Where the Rivers Meet is a project by Onondaga artist and curator Jeff Thomas in collaboration with the Bodies in Translation (BIT) initiative: “a multidisciplinary, university-community research project that at its core, aims to cultivate and research activist art.” As BIT defines “‘activist art’ refers to: fat, aging, disability, d/Deaf, and mad art through a decolonizing lens.”

More from BIT:

Co-lead by Dr. Carla Rice (Canada Research Chair in Care, Gender, and Relationships, University of Guelph) and Dr. Eliza Chandler (School of Disability, Ryerson University, and former Artistic Director at Tangled Art + Disability), BIT sets in motion a creative and intellectual wave of leading-edge artistic creation research, technological innovation, and critical inquiry within and beyond Ontario. Blending theories and practices of disability arts, feminist arts, and community arts, this grant explores how, and to what ends, we can cultivate arts that re-figure bodies/minds of difference.

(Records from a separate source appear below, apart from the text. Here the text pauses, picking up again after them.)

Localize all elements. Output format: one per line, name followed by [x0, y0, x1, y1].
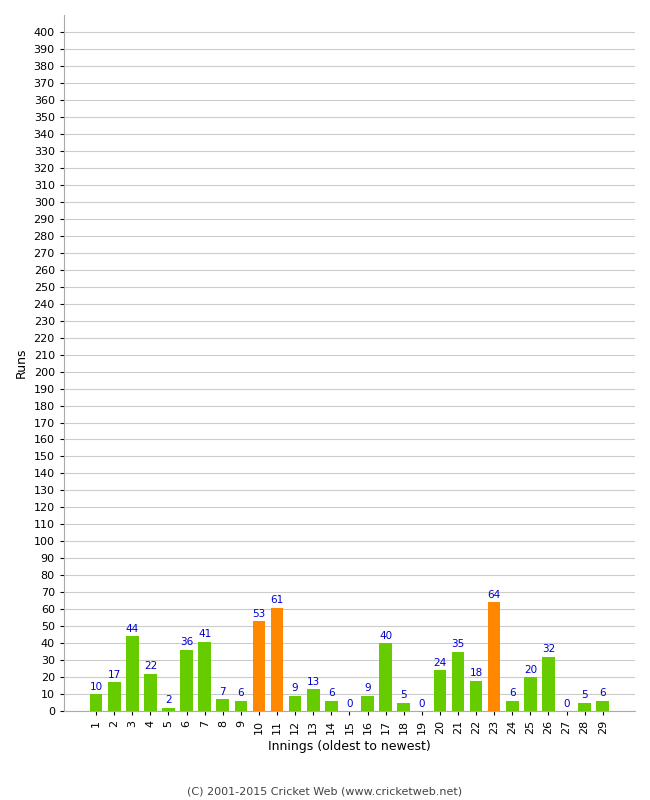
- Text: 6: 6: [599, 689, 606, 698]
- Bar: [506, 701, 519, 711]
- Text: 7: 7: [220, 686, 226, 697]
- Bar: [289, 696, 302, 711]
- Bar: [270, 607, 283, 711]
- Text: 44: 44: [125, 624, 139, 634]
- Bar: [596, 701, 609, 711]
- Bar: [235, 701, 247, 711]
- Text: 5: 5: [400, 690, 407, 700]
- Y-axis label: Runs: Runs: [15, 348, 28, 378]
- Text: 6: 6: [509, 689, 515, 698]
- Text: 64: 64: [488, 590, 500, 600]
- Text: (C) 2001-2015 Cricket Web (www.cricketweb.net): (C) 2001-2015 Cricket Web (www.cricketwe…: [187, 786, 463, 796]
- Bar: [379, 643, 392, 711]
- Bar: [325, 701, 337, 711]
- Text: 0: 0: [346, 698, 353, 709]
- Bar: [470, 681, 482, 711]
- Text: 40: 40: [379, 630, 392, 641]
- Text: 18: 18: [469, 668, 483, 678]
- Bar: [144, 674, 157, 711]
- Bar: [180, 650, 193, 711]
- Text: 35: 35: [451, 639, 465, 649]
- Text: 6: 6: [328, 689, 335, 698]
- Bar: [307, 689, 320, 711]
- Bar: [253, 621, 265, 711]
- Text: 24: 24: [434, 658, 447, 668]
- Bar: [397, 702, 410, 711]
- Bar: [434, 670, 446, 711]
- Bar: [542, 657, 554, 711]
- Text: 2: 2: [165, 695, 172, 706]
- Bar: [488, 602, 500, 711]
- Text: 17: 17: [108, 670, 121, 680]
- Bar: [452, 652, 464, 711]
- Bar: [162, 708, 175, 711]
- Text: 10: 10: [90, 682, 103, 692]
- Text: 9: 9: [292, 683, 298, 694]
- X-axis label: Innings (oldest to newest): Innings (oldest to newest): [268, 740, 431, 753]
- Bar: [361, 696, 374, 711]
- Bar: [126, 637, 138, 711]
- Text: 5: 5: [581, 690, 588, 700]
- Bar: [578, 702, 591, 711]
- Text: 20: 20: [524, 665, 537, 674]
- Text: 22: 22: [144, 662, 157, 671]
- Bar: [108, 682, 120, 711]
- Text: 9: 9: [364, 683, 370, 694]
- Text: 36: 36: [180, 638, 193, 647]
- Text: 6: 6: [237, 689, 244, 698]
- Bar: [524, 678, 537, 711]
- Text: 41: 41: [198, 629, 211, 639]
- Text: 0: 0: [564, 698, 570, 709]
- Text: 13: 13: [307, 677, 320, 686]
- Bar: [216, 699, 229, 711]
- Text: 53: 53: [252, 609, 266, 618]
- Bar: [198, 642, 211, 711]
- Bar: [90, 694, 103, 711]
- Text: 0: 0: [419, 698, 425, 709]
- Text: 61: 61: [270, 595, 283, 605]
- Text: 32: 32: [542, 644, 555, 654]
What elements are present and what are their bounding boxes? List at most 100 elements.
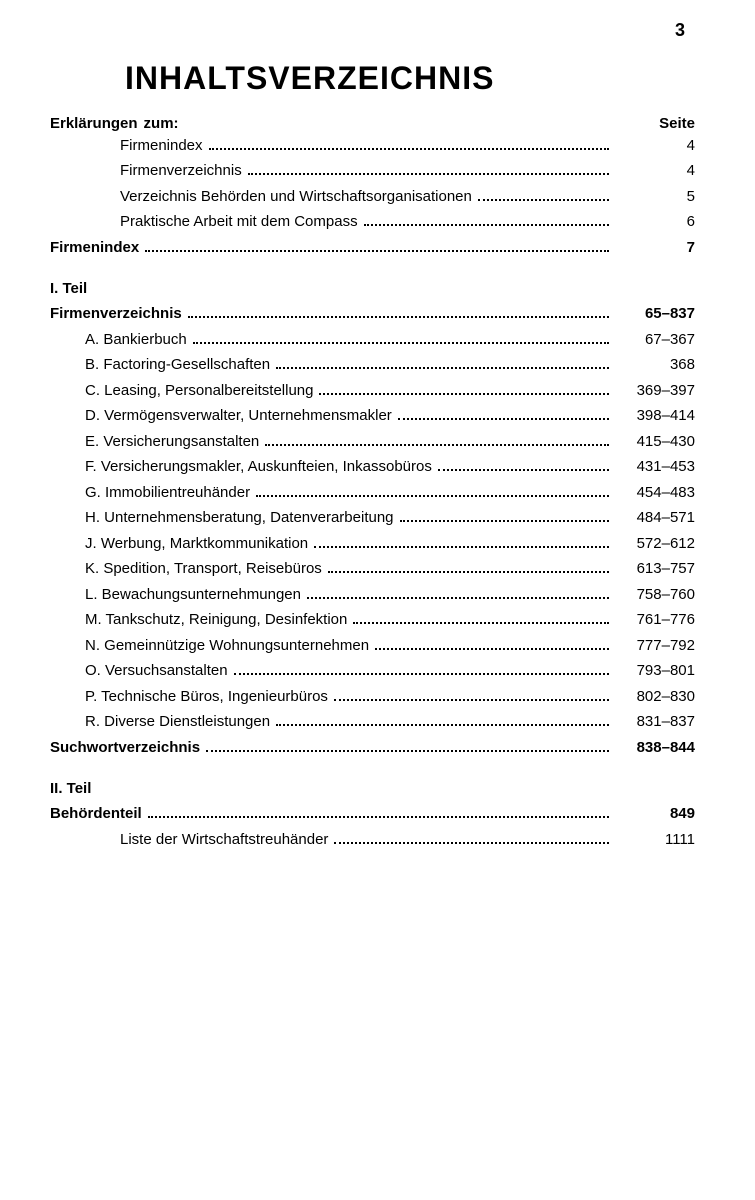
toc-page: 761–776 bbox=[615, 611, 695, 628]
firmenindex-row: Firmenindex 7 bbox=[50, 238, 695, 256]
toc-page: 1111 bbox=[615, 831, 695, 848]
toc-row: C. Leasing, Personalbereitstellung 369–39… bbox=[50, 381, 695, 399]
behoerdenteil-page: 849 bbox=[615, 805, 695, 822]
suchwort-label: Suchwortverzeichnis bbox=[50, 739, 200, 756]
toc-row: K. Spedition, Transport, Reisebüros 613–7… bbox=[50, 560, 695, 578]
toc-page: 67–367 bbox=[615, 331, 695, 348]
toc-row: Liste der Wirtschaftstreuhänder1111 bbox=[50, 830, 695, 848]
leader-dots bbox=[353, 611, 609, 625]
erklaerungen-label: Erklärungen bbox=[50, 115, 138, 132]
toc-page: 369–397 bbox=[615, 382, 695, 399]
toc-label: Firmenverzeichnis bbox=[50, 162, 242, 179]
toc-label: J. Werbung, Marktkommunikation bbox=[50, 535, 308, 552]
toc-row: G. Immobilientreuhänder 454–483 bbox=[50, 483, 695, 501]
toc-page: 613–757 bbox=[615, 560, 695, 577]
leader-dots bbox=[364, 213, 609, 227]
toc-label: C. Leasing, Personalbereitstellung bbox=[50, 382, 313, 399]
toc-page: 777–792 bbox=[615, 637, 695, 654]
toc-label: B. Factoring-Gesellschaften bbox=[50, 356, 270, 373]
toc-row: Verzeichnis Behörden und Wirtschaftsorga… bbox=[50, 187, 695, 205]
leader-dots bbox=[248, 162, 609, 176]
toc-label: A. Bankierbuch bbox=[50, 331, 187, 348]
leader-dots bbox=[193, 330, 609, 344]
toc-page: 484–571 bbox=[615, 509, 695, 526]
toc-row: L. Bewachungsunternehmungen758–760 bbox=[50, 585, 695, 603]
erklaerungen-header: Erklärungen zum: Seite bbox=[50, 115, 695, 132]
toc-label: D. Vermögensverwalter, Unternehmensmakle… bbox=[50, 407, 392, 424]
toc-row: Firmenverzeichnis 4 bbox=[50, 162, 695, 180]
leader-dots bbox=[188, 305, 609, 319]
leader-dots bbox=[478, 187, 609, 201]
toc-label: E. Versicherungsanstalten bbox=[50, 433, 259, 450]
toc-row: A. Bankierbuch 67–367 bbox=[50, 330, 695, 348]
firmenverzeichnis-page: 65–837 bbox=[615, 305, 695, 322]
teil1-heading: I. Teil bbox=[50, 280, 695, 297]
toc-page: 5 bbox=[615, 188, 695, 205]
leader-dots bbox=[438, 458, 609, 472]
toc-page: 758–760 bbox=[615, 586, 695, 603]
teil2-list: Liste der Wirtschaftstreuhänder1111 bbox=[50, 830, 695, 848]
page-number: 3 bbox=[675, 20, 685, 41]
leader-dots bbox=[334, 687, 609, 701]
toc-page: 454–483 bbox=[615, 484, 695, 501]
toc-row: D. Vermögensverwalter, Unternehmensmakle… bbox=[50, 407, 695, 425]
suchwort-page: 838–844 bbox=[615, 739, 695, 756]
leader-dots bbox=[307, 585, 609, 599]
erklaerungen-suffix: zum: bbox=[144, 115, 179, 132]
toc-page: 398–414 bbox=[615, 407, 695, 424]
toc-label: O. Versuchsanstalten bbox=[50, 662, 228, 679]
toc-label: Firmenindex bbox=[50, 137, 203, 154]
leader-dots bbox=[148, 805, 609, 819]
firmenindex-page: 7 bbox=[615, 239, 695, 256]
toc-page: 831–837 bbox=[615, 713, 695, 730]
firmenverzeichnis-row: Firmenverzeichnis 65–837 bbox=[50, 305, 695, 323]
teil1-list: A. Bankierbuch 67–367 B. Factoring-Gesells… bbox=[50, 330, 695, 730]
leader-dots bbox=[400, 509, 609, 523]
teil2-heading: II. Teil bbox=[50, 780, 695, 797]
toc-label: R. Diverse Dienstleistungen bbox=[50, 713, 270, 730]
toc-page: 415–430 bbox=[615, 433, 695, 450]
toc-page: 4 bbox=[615, 162, 695, 179]
toc-label: Praktische Arbeit mit dem Compass bbox=[50, 213, 358, 230]
toc-row: J. Werbung, Marktkommunikation 572–612 bbox=[50, 534, 695, 552]
toc-page: 6 bbox=[615, 213, 695, 230]
erklaerungen-list: Firmenindex 4 Firmenverzeichnis 4 Verzeichni… bbox=[50, 136, 695, 230]
leader-dots bbox=[398, 407, 609, 421]
behoerdenteil-row: Behördenteil 849 bbox=[50, 805, 695, 823]
toc-label: K. Spedition, Transport, Reisebüros bbox=[50, 560, 322, 577]
toc-page: 368 bbox=[615, 356, 695, 373]
page-title: INHALTSVERZEICHNIS bbox=[125, 60, 695, 97]
leader-dots bbox=[334, 830, 609, 844]
leader-dots bbox=[276, 356, 609, 370]
toc-row: Firmenindex 4 bbox=[50, 136, 695, 154]
firmenindex-label: Firmenindex bbox=[50, 239, 139, 256]
leader-dots bbox=[328, 560, 609, 574]
toc-page: 572–612 bbox=[615, 535, 695, 552]
toc-row: M. Tankschutz, Reinigung, Desinfektion 76… bbox=[50, 611, 695, 629]
toc-row: Praktische Arbeit mit dem Compass 6 bbox=[50, 213, 695, 231]
leader-dots bbox=[276, 713, 609, 727]
behoerdenteil-label: Behördenteil bbox=[50, 805, 142, 822]
seite-label: Seite bbox=[615, 115, 695, 132]
leader-dots bbox=[256, 483, 609, 497]
toc-page: 802–830 bbox=[615, 688, 695, 705]
toc-row: H. Unternehmensberatung, Datenverarbeitu… bbox=[50, 509, 695, 527]
toc-row: N. Gemeinnützige Wohnungsunternehmen777–… bbox=[50, 636, 695, 654]
toc-page: 431–453 bbox=[615, 458, 695, 475]
leader-dots bbox=[145, 238, 609, 252]
leader-dots bbox=[375, 636, 609, 650]
toc-label: F. Versicherungsmakler, Auskunfteien, In… bbox=[50, 458, 432, 475]
toc-label: Verzeichnis Behörden und Wirtschaftsorga… bbox=[50, 188, 472, 205]
toc-label: G. Immobilientreuhänder bbox=[50, 484, 250, 501]
leader-dots bbox=[319, 381, 609, 395]
leader-dots bbox=[265, 432, 609, 446]
toc-label: M. Tankschutz, Reinigung, Desinfektion bbox=[50, 611, 347, 628]
leader-dots bbox=[314, 534, 609, 548]
toc-row: B. Factoring-Gesellschaften 368 bbox=[50, 356, 695, 374]
toc-row: F. Versicherungsmakler, Auskunfteien, In… bbox=[50, 458, 695, 476]
toc-label: H. Unternehmensberatung, Datenverarbeitu… bbox=[50, 509, 394, 526]
toc-row: E. Versicherungsanstalten 415–430 bbox=[50, 432, 695, 450]
toc-page: 793–801 bbox=[615, 662, 695, 679]
toc-label: P. Technische Büros, Ingenieurbüros bbox=[50, 688, 328, 705]
toc-page: 4 bbox=[615, 137, 695, 154]
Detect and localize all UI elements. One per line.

We, the researchers, artists, curators, practitioners, and community members on this grant, explore the relationship between cultivating activist art and achieving social and political justice. We believe that activist art holds the power to represent these aggrieved communities who are routinely represented as non-vital, a representation that often produces violent and even deadly effects– differently; as artistic, creative, agentive, political, community-connected, and full of vitality.